Of course, there are other policymakers and social scientists who argue that both approaches–working to improve school achievement and making structural changes–are essential to reducing school and societal inequalities.

Currently, of these policy directions, schools working on teacher quality, cognitive skills and supplying students wuth educational credentials dominate national rhetoric and federal, state, and local action. No Child Left Behind, school leaders preaching “no excuses, just results” from Peoria through most big cities , films such as “Waiting for Superman“–all underscore that schools are central to the future success of America’s children and the nation. The past four U.S. Presidents have said it. Corporate leaders have preached it. The words have become gospel for both parents and college educated youth. From Teach for America to KIPP, from charters to small high schools,  new teachers and principals have gone into the most difficult of urban schools to reduce the test score gap and social inequities.

No surprise here since American faith in the power of schooling to make citizens, prepare workers, build moral character while boosting individuals up the ladder of success has been unstinting for nearly two centuries. Nor is there any surprise here that national problems have been “educationalized,” an historic process of converting serious economic and social issues into school-based curricular, instructional, organizational, and funding solutions.

And this hardy faith and “educationalizing” of national problems is captured by the mantra of reducing test score gap. For the past decade, solutions have been more charter schools, raising teacher quality through better evaluation and pay-for-performance plans, national standards, and testing and accountability.

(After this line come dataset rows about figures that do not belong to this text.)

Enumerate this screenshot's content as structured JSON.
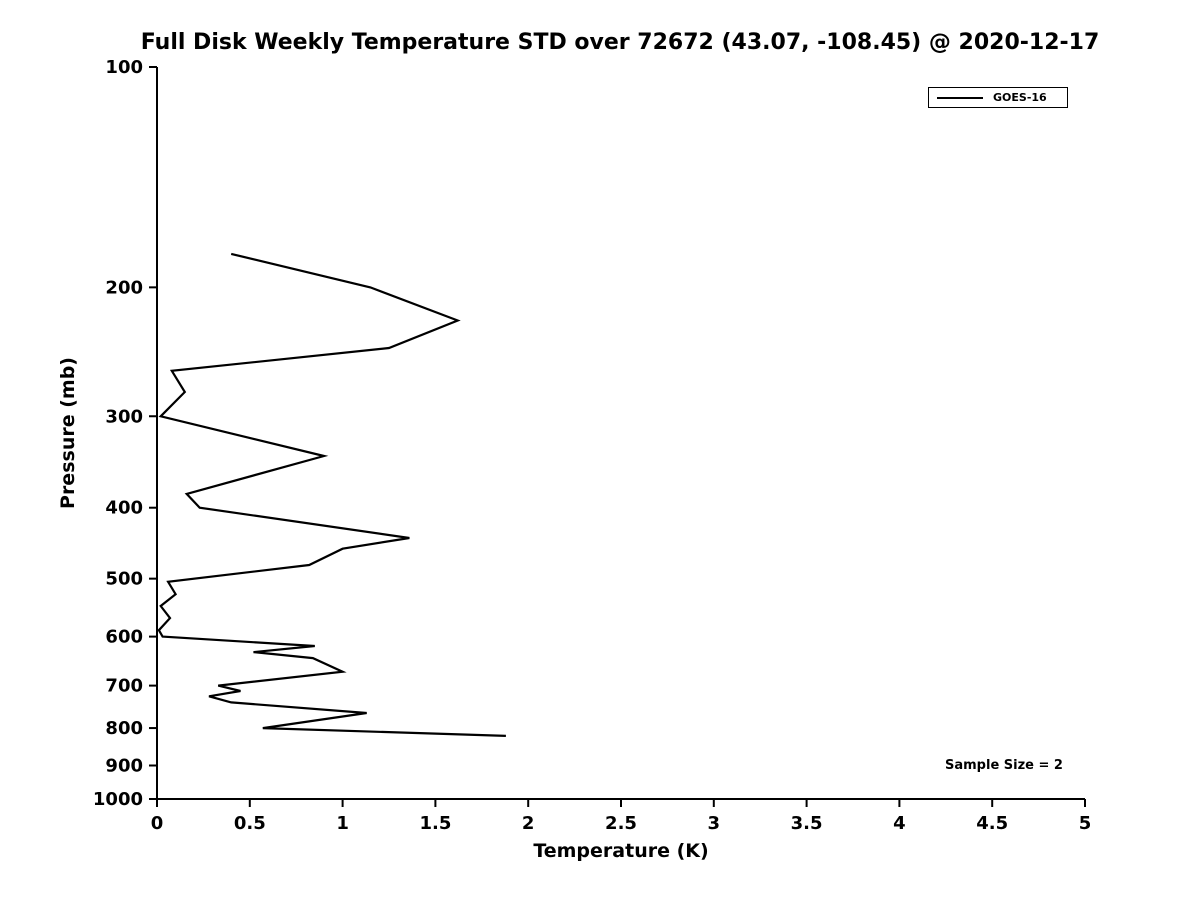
{
  "title": "Full Disk Weekly Temperature STD over 72672 (43.07, -108.45) @ 2020-12-17",
  "colors": {
    "line": "#000000",
    "axis": "#000000",
    "background": "#ffffff",
    "text": "#000000"
  },
  "legend": {
    "position": "upper right",
    "entries": [
      {
        "label": "GOES-16",
        "color": "#000000"
      }
    ]
  },
  "annotation": {
    "text": "Sample Size = 2"
  },
  "chart_data": {
    "type": "line",
    "title": "Full Disk Weekly Temperature STD over 72672 (43.07, -108.45) @ 2020-12-17",
    "xlabel": "Temperature (K)",
    "ylabel": "Pressure (mb)",
    "xlim": [
      0,
      5
    ],
    "ylim": [
      1000,
      100
    ],
    "yscale": "log",
    "y_axis_inverted": true,
    "grid": false,
    "x_ticks": [
      0,
      0.5,
      1,
      1.5,
      2,
      2.5,
      3,
      3.5,
      4,
      4.5,
      5
    ],
    "y_ticks": [
      100,
      200,
      300,
      400,
      500,
      600,
      700,
      800,
      900,
      1000
    ],
    "legend_entries": [
      "GOES-16"
    ],
    "annotation": "Sample Size = 2",
    "series": [
      {
        "name": "GOES-16",
        "color": "#000000",
        "pressure_mb": [
          180,
          200,
          222,
          242,
          260,
          278,
          300,
          340,
          383,
          400,
          440,
          455,
          479,
          505,
          525,
          545,
          566,
          588,
          600,
          618,
          630,
          642,
          670,
          700,
          712,
          724,
          738,
          763,
          800,
          820
        ],
        "temperature_k": [
          0.4,
          1.15,
          1.62,
          1.25,
          0.08,
          0.15,
          0.02,
          0.9,
          0.16,
          0.23,
          1.36,
          1.0,
          0.82,
          0.06,
          0.1,
          0.02,
          0.07,
          0.01,
          0.03,
          0.85,
          0.52,
          0.84,
          1.0,
          0.33,
          0.45,
          0.28,
          0.4,
          1.13,
          0.57,
          1.88
        ]
      }
    ]
  }
}
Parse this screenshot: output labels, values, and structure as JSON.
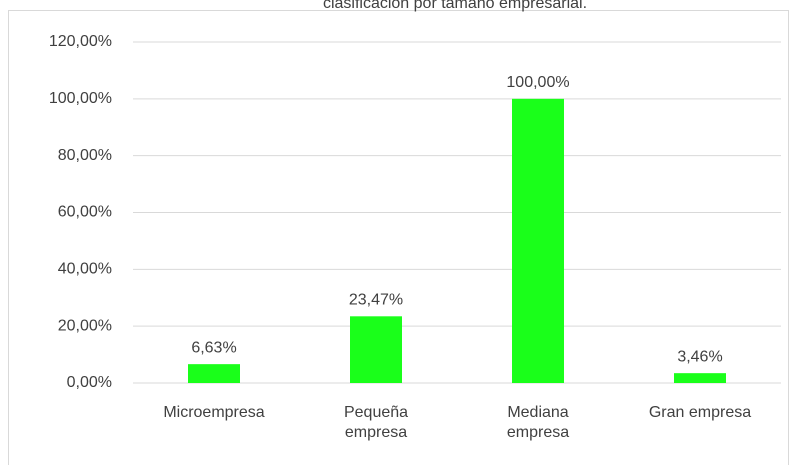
{
  "chart_data": {
    "type": "bar",
    "title": "clasificación por tamaño empresarial.",
    "categories": [
      "Microempresa",
      "Pequeña empresa",
      "Mediana empresa",
      "Gran empresa"
    ],
    "values": [
      6.63,
      23.47,
      100,
      3.46
    ],
    "value_labels": [
      "6,63%",
      "23,47%",
      "100,00%",
      "3,46%"
    ],
    "color": "#1aff1a",
    "ylim": [
      0,
      120
    ],
    "yticks": [
      {
        "value": 0,
        "label": "0,00%"
      },
      {
        "value": 20,
        "label": "20,00%"
      },
      {
        "value": 40,
        "label": "40,00%"
      },
      {
        "value": 60,
        "label": "60,00%"
      },
      {
        "value": 80,
        "label": "80,00%"
      },
      {
        "value": 100,
        "label": "100,00%"
      },
      {
        "value": 120,
        "label": "120,00%"
      }
    ],
    "grid": true
  }
}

This may be as good as it gets. Income inequality (the percentage of wealth that has gone to the top one percent and the amounts divvied up among the rest of Americans) is as bad as it was in the late-1920s. Racially and ethnically segregated schools have increased in every section of the country. Since the Great Recession of 2008, unemployment, housing foreclosures, and poverty have gone up as middle class families slip down the socioeconomic ladder.  And the test score gap remains nearly frozen.

Public policy, then, focusing on school improvement to deal with these serious issues relies far too much on a conservative institution that mirrors society far more than its past performance in spurring economic growth or reducing inequities.